Il est connu de tous que la république est un mode d’organisation d’un pays dans lequel le pouvoir est exercé par des représentants de la population, généralement élus, et où le Chef d’État n’est pas héréditaire et n’est pas le seul à détenir le pouvoir.Toute république partage des valeurs.Le socle repose sur la cohésion sociale et le vivre ensemble. Mais le Togo qui se proclame république développe des pratiques qui sapent toute initiative de cohésion sociale.
Le plus décapant demeure les grandes célébrations autour du décès de Eyadema Gnassingbé.
Eyadema l’immortel
Depuis son décès officiel le 5 février 2005 , des hommages lui sont rendus chaque année. Président du Togo de 1967 à 2005, il est normal que le peuple se souvienne de lui. Cette année n’a pas dérogé à la règle. Le Togo a commémoré jeudi 5 février 2026, le 21I” anniversaire de la disparition de l’ancien président Gnassingbé Eyadéma à travers une cérémonie d’hommage organisée au Palais des Congrès de Kara. Cette rencontre solennelle s’est déroulée en présence du Président du Conseil Faure Gnassingbé, du Président de l’Assemblée Nationale Selom Klassou, des membres du gouvernement, de la famille, des personnalités politiques, administratives, militaires, religieuses et traditionnelles.

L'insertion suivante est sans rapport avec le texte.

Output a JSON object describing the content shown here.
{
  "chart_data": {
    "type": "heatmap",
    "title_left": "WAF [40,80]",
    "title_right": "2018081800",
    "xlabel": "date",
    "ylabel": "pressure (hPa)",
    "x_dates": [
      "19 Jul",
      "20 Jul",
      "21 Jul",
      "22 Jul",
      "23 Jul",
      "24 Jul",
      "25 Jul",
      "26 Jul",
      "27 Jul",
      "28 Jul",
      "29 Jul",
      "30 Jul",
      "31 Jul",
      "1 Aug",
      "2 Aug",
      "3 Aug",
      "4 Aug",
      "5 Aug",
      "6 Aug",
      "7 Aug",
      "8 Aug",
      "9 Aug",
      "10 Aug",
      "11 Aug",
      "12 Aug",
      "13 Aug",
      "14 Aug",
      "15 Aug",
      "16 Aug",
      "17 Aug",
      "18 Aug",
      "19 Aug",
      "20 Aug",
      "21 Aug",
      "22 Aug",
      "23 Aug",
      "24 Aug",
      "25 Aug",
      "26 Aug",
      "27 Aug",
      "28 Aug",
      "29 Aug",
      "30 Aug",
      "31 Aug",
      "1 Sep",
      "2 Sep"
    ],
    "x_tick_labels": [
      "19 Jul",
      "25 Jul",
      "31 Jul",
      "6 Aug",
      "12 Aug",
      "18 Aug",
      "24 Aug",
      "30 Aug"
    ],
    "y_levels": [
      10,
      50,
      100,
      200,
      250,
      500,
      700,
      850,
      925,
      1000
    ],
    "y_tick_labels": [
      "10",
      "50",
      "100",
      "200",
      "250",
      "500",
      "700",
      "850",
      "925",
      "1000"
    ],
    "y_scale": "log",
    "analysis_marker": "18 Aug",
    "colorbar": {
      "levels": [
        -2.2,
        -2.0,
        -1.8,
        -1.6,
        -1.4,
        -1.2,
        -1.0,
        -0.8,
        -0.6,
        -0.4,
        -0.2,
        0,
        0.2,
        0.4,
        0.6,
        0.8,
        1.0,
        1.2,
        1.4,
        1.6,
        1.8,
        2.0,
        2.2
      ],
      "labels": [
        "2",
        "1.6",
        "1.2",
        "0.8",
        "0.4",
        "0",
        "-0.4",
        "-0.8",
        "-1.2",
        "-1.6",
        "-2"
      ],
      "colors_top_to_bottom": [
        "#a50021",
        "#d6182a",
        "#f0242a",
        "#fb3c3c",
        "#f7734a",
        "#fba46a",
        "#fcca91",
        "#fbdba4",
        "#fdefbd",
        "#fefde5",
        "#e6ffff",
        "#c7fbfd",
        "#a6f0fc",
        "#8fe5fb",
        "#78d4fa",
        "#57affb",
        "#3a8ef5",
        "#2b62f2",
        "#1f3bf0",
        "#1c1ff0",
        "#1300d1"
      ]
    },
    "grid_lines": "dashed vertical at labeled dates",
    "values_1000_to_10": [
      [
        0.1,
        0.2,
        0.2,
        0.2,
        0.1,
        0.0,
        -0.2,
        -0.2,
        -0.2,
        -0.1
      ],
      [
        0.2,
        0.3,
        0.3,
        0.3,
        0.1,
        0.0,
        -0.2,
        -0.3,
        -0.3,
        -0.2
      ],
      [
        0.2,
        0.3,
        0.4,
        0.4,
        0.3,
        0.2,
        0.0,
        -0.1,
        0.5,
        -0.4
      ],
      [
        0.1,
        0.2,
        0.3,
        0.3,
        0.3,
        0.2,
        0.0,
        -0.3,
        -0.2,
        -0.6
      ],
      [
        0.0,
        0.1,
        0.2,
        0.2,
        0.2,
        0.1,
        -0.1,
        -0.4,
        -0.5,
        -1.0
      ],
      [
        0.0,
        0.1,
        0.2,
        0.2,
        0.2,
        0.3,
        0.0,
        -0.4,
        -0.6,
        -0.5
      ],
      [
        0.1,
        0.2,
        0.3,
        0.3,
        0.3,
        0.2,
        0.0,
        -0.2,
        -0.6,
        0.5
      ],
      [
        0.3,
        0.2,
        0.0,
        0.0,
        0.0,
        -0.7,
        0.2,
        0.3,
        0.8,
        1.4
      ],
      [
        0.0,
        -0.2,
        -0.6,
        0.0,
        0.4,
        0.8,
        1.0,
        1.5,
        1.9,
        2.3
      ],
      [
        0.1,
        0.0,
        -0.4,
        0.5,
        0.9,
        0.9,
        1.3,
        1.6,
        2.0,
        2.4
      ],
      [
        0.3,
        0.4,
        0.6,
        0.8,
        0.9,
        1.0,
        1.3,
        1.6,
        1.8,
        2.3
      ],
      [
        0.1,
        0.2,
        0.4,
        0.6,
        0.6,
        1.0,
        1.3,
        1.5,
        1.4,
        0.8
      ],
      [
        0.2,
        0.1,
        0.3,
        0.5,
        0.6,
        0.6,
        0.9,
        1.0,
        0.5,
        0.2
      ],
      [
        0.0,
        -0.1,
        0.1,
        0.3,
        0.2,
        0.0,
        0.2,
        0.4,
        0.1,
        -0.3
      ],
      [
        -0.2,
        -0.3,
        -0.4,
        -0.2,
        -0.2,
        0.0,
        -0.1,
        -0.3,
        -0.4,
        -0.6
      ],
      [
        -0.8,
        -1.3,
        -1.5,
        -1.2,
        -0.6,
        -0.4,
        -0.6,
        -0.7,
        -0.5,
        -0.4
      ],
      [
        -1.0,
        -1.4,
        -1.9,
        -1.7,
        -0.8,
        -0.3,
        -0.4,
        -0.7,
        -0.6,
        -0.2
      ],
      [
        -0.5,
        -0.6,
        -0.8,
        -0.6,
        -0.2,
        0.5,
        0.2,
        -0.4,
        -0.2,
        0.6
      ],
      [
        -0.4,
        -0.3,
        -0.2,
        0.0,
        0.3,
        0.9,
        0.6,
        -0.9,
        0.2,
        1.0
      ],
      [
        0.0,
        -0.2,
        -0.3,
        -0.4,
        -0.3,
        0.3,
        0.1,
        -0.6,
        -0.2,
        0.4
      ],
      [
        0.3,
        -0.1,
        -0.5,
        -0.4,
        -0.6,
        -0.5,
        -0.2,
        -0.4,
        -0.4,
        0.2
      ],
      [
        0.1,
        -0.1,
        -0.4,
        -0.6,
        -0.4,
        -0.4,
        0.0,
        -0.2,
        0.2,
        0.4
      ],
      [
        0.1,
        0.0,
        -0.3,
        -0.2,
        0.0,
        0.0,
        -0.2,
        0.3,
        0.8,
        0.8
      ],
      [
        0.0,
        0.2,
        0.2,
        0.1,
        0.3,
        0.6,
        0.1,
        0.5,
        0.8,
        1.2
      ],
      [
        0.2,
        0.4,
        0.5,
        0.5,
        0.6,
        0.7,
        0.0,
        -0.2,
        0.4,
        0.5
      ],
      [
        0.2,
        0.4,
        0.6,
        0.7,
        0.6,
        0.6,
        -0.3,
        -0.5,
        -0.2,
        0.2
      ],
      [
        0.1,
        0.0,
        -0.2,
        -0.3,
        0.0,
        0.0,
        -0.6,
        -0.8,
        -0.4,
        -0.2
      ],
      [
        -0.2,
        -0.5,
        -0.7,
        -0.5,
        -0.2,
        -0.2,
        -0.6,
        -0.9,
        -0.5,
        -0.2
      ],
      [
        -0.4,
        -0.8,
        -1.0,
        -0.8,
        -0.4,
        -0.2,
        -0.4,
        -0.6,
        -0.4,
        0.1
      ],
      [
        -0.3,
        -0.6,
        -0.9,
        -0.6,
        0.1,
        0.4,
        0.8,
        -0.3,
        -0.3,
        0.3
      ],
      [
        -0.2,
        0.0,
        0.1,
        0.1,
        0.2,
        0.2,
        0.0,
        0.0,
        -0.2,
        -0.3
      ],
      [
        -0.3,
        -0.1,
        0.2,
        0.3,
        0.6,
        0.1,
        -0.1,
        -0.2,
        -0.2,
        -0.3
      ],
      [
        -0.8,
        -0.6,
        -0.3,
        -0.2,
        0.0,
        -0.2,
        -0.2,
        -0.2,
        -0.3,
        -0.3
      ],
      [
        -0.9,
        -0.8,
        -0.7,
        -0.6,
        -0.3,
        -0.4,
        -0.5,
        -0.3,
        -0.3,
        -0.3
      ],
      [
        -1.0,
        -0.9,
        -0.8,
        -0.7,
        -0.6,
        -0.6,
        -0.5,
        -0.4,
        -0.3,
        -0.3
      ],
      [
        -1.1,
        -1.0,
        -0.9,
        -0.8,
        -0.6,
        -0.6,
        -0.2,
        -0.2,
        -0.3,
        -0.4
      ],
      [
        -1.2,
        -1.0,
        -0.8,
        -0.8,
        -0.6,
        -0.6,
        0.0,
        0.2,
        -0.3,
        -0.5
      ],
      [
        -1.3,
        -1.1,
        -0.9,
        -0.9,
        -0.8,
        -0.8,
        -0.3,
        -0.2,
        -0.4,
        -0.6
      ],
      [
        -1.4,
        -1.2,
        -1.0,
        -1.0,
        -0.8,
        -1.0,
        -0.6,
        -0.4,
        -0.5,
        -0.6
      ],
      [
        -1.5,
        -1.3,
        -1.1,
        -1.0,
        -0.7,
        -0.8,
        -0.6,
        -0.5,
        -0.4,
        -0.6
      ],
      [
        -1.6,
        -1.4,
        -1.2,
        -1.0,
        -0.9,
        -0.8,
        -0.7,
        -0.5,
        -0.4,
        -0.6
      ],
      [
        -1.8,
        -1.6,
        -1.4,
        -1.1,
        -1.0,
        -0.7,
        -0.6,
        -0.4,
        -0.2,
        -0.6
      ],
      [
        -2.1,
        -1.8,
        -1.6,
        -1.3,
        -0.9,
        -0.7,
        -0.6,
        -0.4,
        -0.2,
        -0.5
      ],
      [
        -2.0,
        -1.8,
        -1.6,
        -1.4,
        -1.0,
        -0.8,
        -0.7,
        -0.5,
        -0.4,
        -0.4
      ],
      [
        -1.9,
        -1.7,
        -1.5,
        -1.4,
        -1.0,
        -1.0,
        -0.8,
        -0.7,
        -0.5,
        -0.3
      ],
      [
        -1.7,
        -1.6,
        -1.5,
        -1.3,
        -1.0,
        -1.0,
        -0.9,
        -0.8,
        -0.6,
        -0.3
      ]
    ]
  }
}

Recueillement à travers des prières pour le repos éternel de l’âme du disparu a marqué la cérémonie au cours de laquelle les officiants religieux ont invoqué la paix divine et rappelé les valeurs morales qui ont jalonné la vie et l’action de l’ancien chef de l’État, notamment le sens du devoir, l’attachement à la patrie et la recherche de la cohésion nationale. Dans leurs interventions, ils ont exhorté les fidèles et l’ensemble des Togolais à cultiver l’amour de la nation, à préserver l’unité nationale et à œuvrer sans relâche pour la construction et la transformation du pays, dans un esprit de paix et de solidarité. Il a été également mis l’accent sur la nécessité de renforcer la paix et le vivre-ensemble, dans un contexte régional et international exigeant.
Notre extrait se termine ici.